Her eponymous second album, Esperanza, also featured Latin and Brazilian-influenced songs, but with a more pop-oriented, accessible feel. Once again, this ground had been covered before: Jazz and samba were first mixed by the visionaries Antonio Carlos Jobim and João Gilberto, and later given a pop spin in the mid-1960s by Sergio Mendes and Brasil ’66. What those pioneers lacked, however, Spalding has in spades. This element is funk, and nearly everything Spalding plays has a youthful energy and earthy groove that, in a different era, were inseparable from the wild, sex-crazed devil music called jazz.

Still, Spalding was flying under the radar until Chamber Music Society, released in 2010, took many by surprise. Her third album, and the one which gained enough mainstream attention to earn her the Best New Artist award at the 2011 Grammys, was something totally new. Unlike her previous releases, the album didn’t have much of a Latin feel, nor could it easily be described as funky. Instead, it combined jazz with classical chamber music.

Radio Music Society, her latest release, is the conceptual companion piece to Chamber Music.

On the surface, the two albums don’t sound very much alike. Chamber Music is at once more reserved and more dramatic, with thick string arrangements and fewer vocal numbers; it features Spalding’s ethereal scatting and is alternately lethargic and sublime. In a short, it’s luxuriously weird. Radio Music Society, conceived around the same time as Chamber Music, is much more pop-oriented and accessible, adding electric bass and guitar, as well as the youth horn section of the American Music Program and a slew of talented collaborators both famous and obscure.

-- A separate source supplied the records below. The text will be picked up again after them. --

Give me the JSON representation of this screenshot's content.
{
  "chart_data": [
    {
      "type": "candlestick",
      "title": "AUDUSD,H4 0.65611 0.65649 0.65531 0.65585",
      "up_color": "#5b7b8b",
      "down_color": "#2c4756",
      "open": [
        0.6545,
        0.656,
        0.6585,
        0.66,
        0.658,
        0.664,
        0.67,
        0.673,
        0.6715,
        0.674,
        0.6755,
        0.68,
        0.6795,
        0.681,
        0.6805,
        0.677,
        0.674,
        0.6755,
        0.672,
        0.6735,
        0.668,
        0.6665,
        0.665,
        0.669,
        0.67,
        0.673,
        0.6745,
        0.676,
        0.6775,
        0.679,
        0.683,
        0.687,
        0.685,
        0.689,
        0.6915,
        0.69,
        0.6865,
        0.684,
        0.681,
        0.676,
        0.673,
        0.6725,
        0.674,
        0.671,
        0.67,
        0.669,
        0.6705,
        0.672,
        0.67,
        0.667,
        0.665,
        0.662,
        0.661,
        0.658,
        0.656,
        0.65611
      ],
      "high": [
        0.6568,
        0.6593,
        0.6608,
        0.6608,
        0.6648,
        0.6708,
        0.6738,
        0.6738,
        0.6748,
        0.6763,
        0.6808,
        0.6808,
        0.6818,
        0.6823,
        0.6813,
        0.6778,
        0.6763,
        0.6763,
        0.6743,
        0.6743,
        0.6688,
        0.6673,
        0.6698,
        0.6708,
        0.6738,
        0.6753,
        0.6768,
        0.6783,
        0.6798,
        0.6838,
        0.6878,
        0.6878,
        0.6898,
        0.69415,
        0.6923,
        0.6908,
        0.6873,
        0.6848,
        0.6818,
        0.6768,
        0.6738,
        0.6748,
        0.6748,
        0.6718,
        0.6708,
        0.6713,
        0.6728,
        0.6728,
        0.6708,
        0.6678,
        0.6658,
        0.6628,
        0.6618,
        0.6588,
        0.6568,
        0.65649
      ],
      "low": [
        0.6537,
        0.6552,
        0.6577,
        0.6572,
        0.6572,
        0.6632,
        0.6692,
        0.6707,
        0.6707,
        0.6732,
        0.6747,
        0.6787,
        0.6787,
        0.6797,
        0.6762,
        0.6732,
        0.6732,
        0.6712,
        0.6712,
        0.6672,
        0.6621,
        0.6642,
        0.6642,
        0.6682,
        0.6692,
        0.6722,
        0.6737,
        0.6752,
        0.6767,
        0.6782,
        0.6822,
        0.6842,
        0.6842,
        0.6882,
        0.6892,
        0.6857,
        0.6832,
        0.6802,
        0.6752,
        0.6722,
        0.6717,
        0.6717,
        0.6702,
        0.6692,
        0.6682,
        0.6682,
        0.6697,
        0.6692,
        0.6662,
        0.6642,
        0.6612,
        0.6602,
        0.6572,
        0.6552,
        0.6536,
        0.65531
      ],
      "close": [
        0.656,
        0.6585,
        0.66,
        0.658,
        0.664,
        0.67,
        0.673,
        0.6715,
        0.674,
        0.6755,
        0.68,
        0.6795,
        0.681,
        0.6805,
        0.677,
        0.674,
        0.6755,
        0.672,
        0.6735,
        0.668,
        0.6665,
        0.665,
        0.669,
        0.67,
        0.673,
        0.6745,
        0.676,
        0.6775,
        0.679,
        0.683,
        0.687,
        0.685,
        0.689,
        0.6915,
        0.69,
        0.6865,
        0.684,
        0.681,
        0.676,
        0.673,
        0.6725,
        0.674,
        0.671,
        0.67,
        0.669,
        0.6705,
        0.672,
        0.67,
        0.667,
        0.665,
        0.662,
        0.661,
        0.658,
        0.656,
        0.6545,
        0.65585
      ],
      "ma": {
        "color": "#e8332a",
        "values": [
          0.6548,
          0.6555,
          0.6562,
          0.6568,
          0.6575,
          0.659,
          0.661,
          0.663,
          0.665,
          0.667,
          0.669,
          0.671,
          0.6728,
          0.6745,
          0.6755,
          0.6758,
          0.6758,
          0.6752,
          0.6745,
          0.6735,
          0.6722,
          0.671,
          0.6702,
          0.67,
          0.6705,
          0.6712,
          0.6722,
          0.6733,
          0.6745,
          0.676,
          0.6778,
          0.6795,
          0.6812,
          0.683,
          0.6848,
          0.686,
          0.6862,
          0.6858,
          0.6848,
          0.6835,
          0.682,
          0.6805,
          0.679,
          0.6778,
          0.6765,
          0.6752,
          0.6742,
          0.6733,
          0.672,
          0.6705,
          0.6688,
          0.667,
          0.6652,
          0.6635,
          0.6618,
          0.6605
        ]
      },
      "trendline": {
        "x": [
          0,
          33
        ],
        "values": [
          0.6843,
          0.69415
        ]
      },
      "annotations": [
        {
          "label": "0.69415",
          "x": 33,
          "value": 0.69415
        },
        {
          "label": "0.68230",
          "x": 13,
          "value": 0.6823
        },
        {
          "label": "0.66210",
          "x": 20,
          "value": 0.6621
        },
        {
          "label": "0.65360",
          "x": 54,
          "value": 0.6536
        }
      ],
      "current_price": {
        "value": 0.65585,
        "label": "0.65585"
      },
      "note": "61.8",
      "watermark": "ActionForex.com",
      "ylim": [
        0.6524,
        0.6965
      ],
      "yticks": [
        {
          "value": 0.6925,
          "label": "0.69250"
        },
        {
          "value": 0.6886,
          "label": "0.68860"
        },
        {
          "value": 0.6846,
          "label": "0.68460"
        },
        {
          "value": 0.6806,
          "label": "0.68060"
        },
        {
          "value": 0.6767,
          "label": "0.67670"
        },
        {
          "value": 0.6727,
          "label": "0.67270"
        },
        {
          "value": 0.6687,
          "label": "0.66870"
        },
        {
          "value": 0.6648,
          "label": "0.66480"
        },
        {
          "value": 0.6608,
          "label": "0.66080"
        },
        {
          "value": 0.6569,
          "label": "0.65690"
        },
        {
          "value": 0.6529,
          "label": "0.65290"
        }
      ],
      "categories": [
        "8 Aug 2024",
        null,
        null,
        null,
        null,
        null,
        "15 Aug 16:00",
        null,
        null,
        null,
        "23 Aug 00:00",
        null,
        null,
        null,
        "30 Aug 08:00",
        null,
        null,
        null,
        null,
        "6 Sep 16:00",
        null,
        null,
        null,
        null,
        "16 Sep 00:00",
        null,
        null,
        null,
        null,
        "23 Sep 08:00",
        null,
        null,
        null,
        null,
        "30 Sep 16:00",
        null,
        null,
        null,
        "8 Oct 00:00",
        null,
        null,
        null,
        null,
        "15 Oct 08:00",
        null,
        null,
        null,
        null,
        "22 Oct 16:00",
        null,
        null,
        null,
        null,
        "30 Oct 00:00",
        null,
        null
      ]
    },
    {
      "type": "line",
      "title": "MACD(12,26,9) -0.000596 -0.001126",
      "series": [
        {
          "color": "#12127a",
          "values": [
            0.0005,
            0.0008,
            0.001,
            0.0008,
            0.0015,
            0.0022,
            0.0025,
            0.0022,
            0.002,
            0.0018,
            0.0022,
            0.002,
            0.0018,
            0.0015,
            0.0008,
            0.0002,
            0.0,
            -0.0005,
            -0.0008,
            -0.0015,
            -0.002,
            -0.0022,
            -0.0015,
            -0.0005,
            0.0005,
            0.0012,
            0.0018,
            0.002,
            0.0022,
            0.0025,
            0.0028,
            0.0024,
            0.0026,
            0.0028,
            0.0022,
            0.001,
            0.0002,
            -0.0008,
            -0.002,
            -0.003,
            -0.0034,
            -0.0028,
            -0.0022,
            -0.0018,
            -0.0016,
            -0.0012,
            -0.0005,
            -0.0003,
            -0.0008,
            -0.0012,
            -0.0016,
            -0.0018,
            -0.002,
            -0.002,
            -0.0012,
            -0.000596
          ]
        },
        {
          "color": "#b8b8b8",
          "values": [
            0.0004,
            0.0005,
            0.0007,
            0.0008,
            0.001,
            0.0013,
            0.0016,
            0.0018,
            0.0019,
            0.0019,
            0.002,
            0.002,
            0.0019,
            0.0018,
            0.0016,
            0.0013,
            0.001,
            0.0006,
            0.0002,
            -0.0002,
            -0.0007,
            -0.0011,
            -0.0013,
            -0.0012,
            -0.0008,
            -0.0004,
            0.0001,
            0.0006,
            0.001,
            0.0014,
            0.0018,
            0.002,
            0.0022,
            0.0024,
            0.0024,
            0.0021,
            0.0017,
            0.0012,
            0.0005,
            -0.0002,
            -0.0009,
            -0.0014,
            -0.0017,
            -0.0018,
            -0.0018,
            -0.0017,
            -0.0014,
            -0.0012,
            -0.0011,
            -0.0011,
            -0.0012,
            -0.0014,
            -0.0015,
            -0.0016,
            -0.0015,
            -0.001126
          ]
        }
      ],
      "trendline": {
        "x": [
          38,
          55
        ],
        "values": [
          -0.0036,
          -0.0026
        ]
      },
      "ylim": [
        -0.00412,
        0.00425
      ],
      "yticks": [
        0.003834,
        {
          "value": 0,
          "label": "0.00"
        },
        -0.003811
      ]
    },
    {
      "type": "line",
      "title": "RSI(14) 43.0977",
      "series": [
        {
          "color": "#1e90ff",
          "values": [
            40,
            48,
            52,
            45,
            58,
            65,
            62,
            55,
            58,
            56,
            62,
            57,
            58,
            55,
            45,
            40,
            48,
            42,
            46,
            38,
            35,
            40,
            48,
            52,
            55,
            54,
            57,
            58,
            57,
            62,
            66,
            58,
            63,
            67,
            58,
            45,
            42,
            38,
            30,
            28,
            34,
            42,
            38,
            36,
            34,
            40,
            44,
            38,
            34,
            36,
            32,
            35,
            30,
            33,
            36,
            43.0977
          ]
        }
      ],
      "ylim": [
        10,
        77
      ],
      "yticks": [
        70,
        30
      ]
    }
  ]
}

That said, Spalding certainly didn’t compromise her artistic vision for accessibility. As she noted in a press conference last month, success hasn’t changed her approach to music: “We’re going to keep doing what we’re doing, but now we have more gigs.”

If anything, Radio Music is even more ambitious than Chamber Music. Spalding tackles the work of pop and jazz giants, reinterpreting Stevie Wonder’s “I Can’t Help It” and putting original lyrics to Wayne Shorter’s “Endangered Species.” She also draws from a wide range of genres, surpassing the former limits of what was known as jazz fusion. While there are definitely elements of fusion in the album, along with all the rock, funk, and virtuosity that the name implies, Spalding draws on everything from hip-hop to bebop, the result of which is often genre-less but always damn catchy.

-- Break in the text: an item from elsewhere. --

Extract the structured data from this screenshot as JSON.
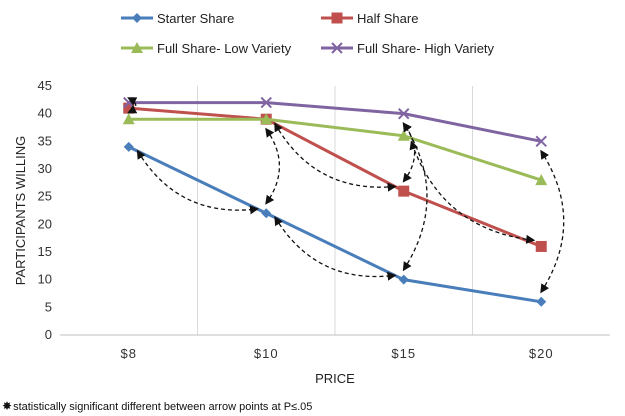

Listeners on Wednesday night will no doubt be treated to an electric performance by top-notch musicians. As this will be their first performance of the national tour, the musicians will be bringing plenty of energy to the stage, and the performance will be nothing if not dynamic: Spalding knows as well as any veteran jazz cat that improvisation is the essence of jazz. On top of the hours of study and rehearsal, she says, “Everybody in the band has to be willing to dive into the unknown moments”—those microsecond confluences of inspiration, improvisation, coordination, and communication which make jazz what it is, and which give hope that the most American art form will continue to evolve.